If a nurse has administered a rapid acting insulin sub cut prior to breafast and the patient refuses to eat,I am assuming that it would be appropriate to check the blood sugur after 30 minutes. Is this correct? Also what is the best practice to reduce post op hypothermia, heated oxygen or warming IV fluids.
Aug 16, '12
Welcome to AllNurses.com! I see that this is your first post here.
By the nature of your questions, and the way they were worded, it sounds like you have some homework to do. We are happy to help you with homework, but we won't just give you the answer. You will learn much more by researching the topic yourself, posting your thoughts and the information you have found, and asking for clarification.
Question 1: The insulin you administered is "rapid acting." What does that mean? Look up the onset, peak and duration of rapid acting insulin. Remember that onset means when it starts working, peak means when it's working the most, and duration means how long it will continue to work. You'll want to check the blood sugar at the peak time- when the risk of hypoglycemia is the highest.

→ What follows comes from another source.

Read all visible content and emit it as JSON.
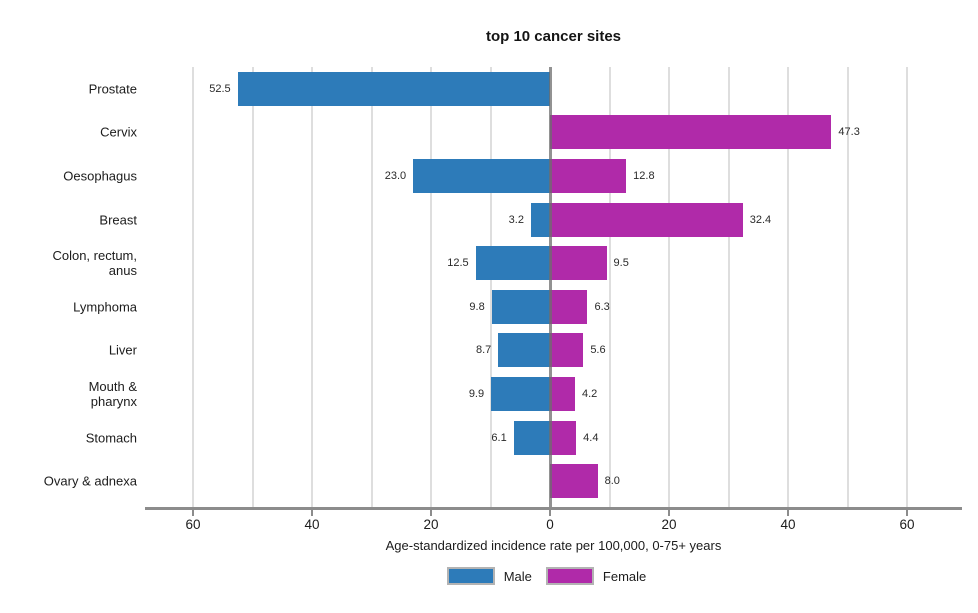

Question 2: What do you think? What do your text books say? If you give heated oxygen, what part of the patient will you be warming up? What about with heated IV fluids? Are there risks involved with either method? Research both of them, and let us know what you think would be best, and why.
Aug 19, '12
I get so annoyed when I give insulin and then the buggers won't eat!
Aug 19, '12
our hospital policy about insulin administration is to give the shot right before patient's meal, meaning the patient is almost about to take the first bite and not 30mins ac. we need to accept the fact that there are hard-headed patients who prefer to take their meals in their preferred time, not mindful of the proper time and the continued, never-ending advice about insulin administration. Some are really too noncompliant.